2、限-变压器年龄评估、寿命延长、可靠性.导言电力变压器的功率老化有到达一紧要关头的水平。接近预期寿命的现有设备是在考虑减少重要的开支当替换这些变压器费用太高时而进行的。因为大部份这些变压器正在操作超过他们的额定寿命，设备在最高负荷下面的可信度不能是确定。变压器失灵正在数字上增加而且有严重的冲击在电压、灯火管制、收入和环境中。变压器绝缘退化、加速的老化和灾难性故障发生由许多原因引起，例如极端操作的情况、不利的周围情况(高温度和湿度指数),完全故障、巨涌(转变/闪电)和地磁气的暴风雨。变压器老化总是被加速.由于缺乏维护和适当的过失诊断。绝缘系统的退化伴随着自身参数的变更或其它的行为现象。绝缘纸和油降

3、格生产的湿气和炉气为火炉常态和加速老化负责。由于过热，瓦斯在绝缘系统被释放,部分的解除(PD)和剧烈进行.同样,水分含量在降低和绝缘的失败链中担当了一个重要的角色。纤维素和油之间的含水量和它的运动是温度受扶养者。过失瓦斯的常数监听,热点温度和含水量(WC)在发现过失类型方面帮助,强烈和,直到善行范围,它的位置为止。热的情况监听变压器(包括负荷轻打变更者)台子重要的为变压器操作的计划在个别项目在最高负荷和在紧急载入。加速的老化发生由于湿气和氧水平的增加在那油。湿气和氧水平是温度受扶养者和增加与温度湿气索引(THI)的增加 .比较高度湿气和氧能领引到一泡沫能引起悲惨的失败的形成。增加的可信度变压器

4、需要对负荷和温度根据以可接受的湿气极限为基础的一个操作的标准。在有效的延寿方面分别采用严格和有效的冲击对气体处理的来源监定非常重要。对于确定类型和严重过失，用正确的解释溶解瓦斯分解(DGA)是识别的方法之一。在线 DGA 、PD和诊断对于建立资产正直非常的重要，例如在绕组运动中的频率回应分析 (FRA)、恢复电压测量(RVM)。
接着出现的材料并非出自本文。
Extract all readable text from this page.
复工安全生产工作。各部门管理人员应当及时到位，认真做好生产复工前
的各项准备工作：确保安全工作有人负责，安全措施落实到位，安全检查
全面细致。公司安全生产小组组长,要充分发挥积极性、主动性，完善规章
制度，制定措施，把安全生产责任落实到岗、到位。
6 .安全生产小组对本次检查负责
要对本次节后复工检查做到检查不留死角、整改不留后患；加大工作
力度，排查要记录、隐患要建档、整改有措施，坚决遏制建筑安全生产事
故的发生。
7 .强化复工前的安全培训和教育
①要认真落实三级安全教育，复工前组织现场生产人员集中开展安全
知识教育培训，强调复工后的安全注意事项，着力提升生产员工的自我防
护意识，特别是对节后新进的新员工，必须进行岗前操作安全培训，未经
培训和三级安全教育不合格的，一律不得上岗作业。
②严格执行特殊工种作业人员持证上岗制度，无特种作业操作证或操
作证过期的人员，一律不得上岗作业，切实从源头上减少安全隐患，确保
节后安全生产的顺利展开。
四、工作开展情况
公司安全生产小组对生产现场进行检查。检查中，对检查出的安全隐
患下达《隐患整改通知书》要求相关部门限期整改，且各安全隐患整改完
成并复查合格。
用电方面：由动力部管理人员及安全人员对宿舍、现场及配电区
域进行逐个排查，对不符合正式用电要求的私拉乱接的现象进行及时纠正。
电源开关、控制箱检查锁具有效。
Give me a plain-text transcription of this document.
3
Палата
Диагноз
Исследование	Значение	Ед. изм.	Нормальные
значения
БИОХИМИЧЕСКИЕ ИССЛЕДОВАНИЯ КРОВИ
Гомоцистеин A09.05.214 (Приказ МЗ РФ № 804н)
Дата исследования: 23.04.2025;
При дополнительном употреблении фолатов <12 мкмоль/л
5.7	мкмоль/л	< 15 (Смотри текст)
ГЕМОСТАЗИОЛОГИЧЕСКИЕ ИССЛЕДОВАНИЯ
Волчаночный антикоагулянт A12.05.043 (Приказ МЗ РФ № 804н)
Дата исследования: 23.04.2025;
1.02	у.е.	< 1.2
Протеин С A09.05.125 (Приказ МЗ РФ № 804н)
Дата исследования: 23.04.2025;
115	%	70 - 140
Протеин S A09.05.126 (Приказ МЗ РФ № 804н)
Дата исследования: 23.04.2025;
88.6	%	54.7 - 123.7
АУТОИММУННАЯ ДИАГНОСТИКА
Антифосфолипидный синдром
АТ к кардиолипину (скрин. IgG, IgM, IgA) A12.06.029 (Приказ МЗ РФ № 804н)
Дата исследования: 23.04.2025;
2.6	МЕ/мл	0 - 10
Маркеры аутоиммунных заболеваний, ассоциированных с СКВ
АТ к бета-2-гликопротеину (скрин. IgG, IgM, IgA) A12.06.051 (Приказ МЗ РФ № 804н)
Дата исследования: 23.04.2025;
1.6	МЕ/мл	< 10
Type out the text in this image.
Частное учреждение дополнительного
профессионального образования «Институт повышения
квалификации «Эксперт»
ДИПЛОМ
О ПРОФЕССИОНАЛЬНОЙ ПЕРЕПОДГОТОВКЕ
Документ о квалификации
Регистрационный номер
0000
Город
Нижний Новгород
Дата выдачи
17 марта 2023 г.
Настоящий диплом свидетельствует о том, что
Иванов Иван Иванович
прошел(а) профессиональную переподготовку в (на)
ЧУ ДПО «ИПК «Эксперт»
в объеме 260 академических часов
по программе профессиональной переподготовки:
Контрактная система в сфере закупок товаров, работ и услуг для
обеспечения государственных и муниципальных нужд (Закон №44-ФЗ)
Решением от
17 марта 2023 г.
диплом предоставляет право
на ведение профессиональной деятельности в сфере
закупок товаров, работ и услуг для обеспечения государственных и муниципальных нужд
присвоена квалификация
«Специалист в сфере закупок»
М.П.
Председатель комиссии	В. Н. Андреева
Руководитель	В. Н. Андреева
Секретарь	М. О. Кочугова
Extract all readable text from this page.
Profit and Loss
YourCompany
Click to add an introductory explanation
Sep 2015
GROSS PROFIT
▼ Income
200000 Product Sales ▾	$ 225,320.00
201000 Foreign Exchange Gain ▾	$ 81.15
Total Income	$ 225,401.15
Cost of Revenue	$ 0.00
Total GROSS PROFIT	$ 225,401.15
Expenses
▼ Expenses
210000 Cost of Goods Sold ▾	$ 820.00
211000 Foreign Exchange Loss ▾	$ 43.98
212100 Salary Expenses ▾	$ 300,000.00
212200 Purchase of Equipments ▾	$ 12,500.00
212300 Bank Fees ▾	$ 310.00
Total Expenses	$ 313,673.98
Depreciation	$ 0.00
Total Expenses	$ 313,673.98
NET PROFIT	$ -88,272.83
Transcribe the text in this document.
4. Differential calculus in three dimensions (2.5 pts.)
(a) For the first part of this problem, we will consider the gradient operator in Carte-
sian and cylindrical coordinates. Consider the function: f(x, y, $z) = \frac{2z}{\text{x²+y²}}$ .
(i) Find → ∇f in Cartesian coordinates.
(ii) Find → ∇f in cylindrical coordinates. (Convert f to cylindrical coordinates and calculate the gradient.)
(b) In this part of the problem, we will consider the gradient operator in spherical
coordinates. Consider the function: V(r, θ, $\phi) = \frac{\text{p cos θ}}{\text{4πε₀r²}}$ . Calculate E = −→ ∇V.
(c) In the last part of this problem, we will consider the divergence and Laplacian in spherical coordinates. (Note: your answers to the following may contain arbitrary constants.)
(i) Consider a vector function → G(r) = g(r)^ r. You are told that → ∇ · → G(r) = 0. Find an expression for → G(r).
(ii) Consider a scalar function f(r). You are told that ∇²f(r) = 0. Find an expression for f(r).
变压器诊断和监听数据重要选定操作的标准,资产管理和可信度为寿命延长集中了维护(RCM)策略。比较好的资产管理能达到与在线监听和有效的诊断。准确性寿命评估结果对寿命延长的服务资产是必要。.变压器老化决定设备的情况和老化过程是很困难的当它包括多数变数演变同时又是一种合成物。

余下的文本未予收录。